I let him lead. Let him take what he needed. Let him prove whatever he needed to prove.

"Touch yourself," I said. "Let me watch you choose your own pleasure."

He did. Hand wrapping around himself. Stroking in time with movement. His head fell back. Face showing pure pleasure. Not fear. Not trauma. Just sensation and choice and love.

"That's it. Beautiful. Perfect. You're perfect."

"I'm close. Elio—I'm so close—"

"Let go. Show me. Show me you can still have this. Can still choose this. Can still find pleasure with me."

He came with my name on his lips. Body clenching around me. Face showing pure ecstasy instead of fear.

The sight destroyed me. I thrust up once, twice, then followed. Spilled inside him while his body milked me.

He collapsed forward onto my chest. Both of us breathing hard. Both trembling. Both emotionally overwhelmed.

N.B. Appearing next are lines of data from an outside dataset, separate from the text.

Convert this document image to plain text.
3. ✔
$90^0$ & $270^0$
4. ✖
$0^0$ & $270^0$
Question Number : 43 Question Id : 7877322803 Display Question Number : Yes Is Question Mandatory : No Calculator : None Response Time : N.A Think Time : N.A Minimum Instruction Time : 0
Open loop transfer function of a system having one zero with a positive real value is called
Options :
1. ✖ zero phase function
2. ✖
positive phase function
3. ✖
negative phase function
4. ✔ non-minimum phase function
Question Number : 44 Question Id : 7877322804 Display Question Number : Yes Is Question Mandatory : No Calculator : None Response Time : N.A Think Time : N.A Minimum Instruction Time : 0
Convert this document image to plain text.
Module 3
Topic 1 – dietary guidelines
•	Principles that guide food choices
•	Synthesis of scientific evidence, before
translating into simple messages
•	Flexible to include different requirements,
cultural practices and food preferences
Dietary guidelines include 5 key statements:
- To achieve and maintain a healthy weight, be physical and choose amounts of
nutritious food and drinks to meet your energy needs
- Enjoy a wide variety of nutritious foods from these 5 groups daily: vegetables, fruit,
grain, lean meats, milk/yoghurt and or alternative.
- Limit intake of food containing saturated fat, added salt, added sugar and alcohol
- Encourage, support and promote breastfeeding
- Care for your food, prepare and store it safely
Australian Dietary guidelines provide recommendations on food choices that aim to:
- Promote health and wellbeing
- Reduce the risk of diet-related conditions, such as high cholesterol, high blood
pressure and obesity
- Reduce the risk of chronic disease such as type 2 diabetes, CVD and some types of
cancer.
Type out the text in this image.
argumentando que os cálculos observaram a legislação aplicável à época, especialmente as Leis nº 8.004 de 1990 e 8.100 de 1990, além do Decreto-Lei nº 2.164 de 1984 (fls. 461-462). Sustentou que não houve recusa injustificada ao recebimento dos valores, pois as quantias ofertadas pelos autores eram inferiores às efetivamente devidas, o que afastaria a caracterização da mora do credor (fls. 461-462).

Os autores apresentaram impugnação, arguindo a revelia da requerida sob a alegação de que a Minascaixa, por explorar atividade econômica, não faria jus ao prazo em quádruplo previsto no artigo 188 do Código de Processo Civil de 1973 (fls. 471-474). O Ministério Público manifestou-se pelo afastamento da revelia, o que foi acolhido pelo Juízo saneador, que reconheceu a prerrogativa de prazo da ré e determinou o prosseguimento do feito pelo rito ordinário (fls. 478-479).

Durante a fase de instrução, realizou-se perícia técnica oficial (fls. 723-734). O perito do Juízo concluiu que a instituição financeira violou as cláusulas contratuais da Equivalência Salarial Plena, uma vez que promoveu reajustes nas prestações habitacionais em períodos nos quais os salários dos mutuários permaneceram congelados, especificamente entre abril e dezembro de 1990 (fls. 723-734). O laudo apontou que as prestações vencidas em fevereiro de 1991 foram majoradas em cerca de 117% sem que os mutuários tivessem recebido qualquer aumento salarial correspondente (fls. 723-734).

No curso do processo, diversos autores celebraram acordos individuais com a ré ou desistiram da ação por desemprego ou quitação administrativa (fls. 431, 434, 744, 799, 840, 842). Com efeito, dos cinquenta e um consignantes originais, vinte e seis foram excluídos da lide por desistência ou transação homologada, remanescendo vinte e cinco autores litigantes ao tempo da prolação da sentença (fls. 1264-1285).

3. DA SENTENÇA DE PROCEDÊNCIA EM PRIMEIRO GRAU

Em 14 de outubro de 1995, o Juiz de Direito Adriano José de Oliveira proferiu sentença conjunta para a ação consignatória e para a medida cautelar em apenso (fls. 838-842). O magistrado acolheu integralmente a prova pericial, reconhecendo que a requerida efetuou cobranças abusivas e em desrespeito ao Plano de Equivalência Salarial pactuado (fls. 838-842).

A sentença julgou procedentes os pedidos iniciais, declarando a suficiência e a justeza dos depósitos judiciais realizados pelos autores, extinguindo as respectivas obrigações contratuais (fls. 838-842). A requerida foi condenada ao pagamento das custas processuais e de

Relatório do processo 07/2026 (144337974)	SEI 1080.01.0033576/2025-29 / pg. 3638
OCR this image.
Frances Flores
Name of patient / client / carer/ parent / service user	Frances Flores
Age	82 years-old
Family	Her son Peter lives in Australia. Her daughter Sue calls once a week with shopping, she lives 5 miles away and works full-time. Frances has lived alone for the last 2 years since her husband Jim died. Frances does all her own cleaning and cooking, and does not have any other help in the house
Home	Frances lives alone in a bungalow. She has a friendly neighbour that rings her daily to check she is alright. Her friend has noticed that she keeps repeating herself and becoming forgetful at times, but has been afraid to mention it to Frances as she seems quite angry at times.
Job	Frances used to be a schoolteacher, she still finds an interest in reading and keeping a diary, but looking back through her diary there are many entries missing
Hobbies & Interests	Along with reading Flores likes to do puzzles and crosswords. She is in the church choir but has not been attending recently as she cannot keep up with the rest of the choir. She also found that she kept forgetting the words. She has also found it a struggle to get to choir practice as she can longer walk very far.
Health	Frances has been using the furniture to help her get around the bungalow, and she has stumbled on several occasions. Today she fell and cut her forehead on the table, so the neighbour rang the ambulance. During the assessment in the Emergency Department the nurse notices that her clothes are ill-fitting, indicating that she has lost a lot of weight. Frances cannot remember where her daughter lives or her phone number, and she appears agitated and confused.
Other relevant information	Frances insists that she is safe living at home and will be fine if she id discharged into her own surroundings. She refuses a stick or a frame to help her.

"I did it," he whispered. "I chose this. I wanted it. I enjoyed it. He didn't take this from me."

"No. He didn't. You're still you. Still capable of pleasure. Still choosing intimacy. Still whole."

He started crying. Not from pain or fear. From relief. From triumph. From proving to himself that trauma hadn't destroyed his ability to be intimate.

I held him while he cried. Let him process. Let him feel everything.

"Thank you," he said when he could speak. "For letting me lead. For trusting me to know what I needed. For being patient while I figured it out."

"Always. I'll always follow your lead in this. Always trust you to know yourself. Always be patient while you heal."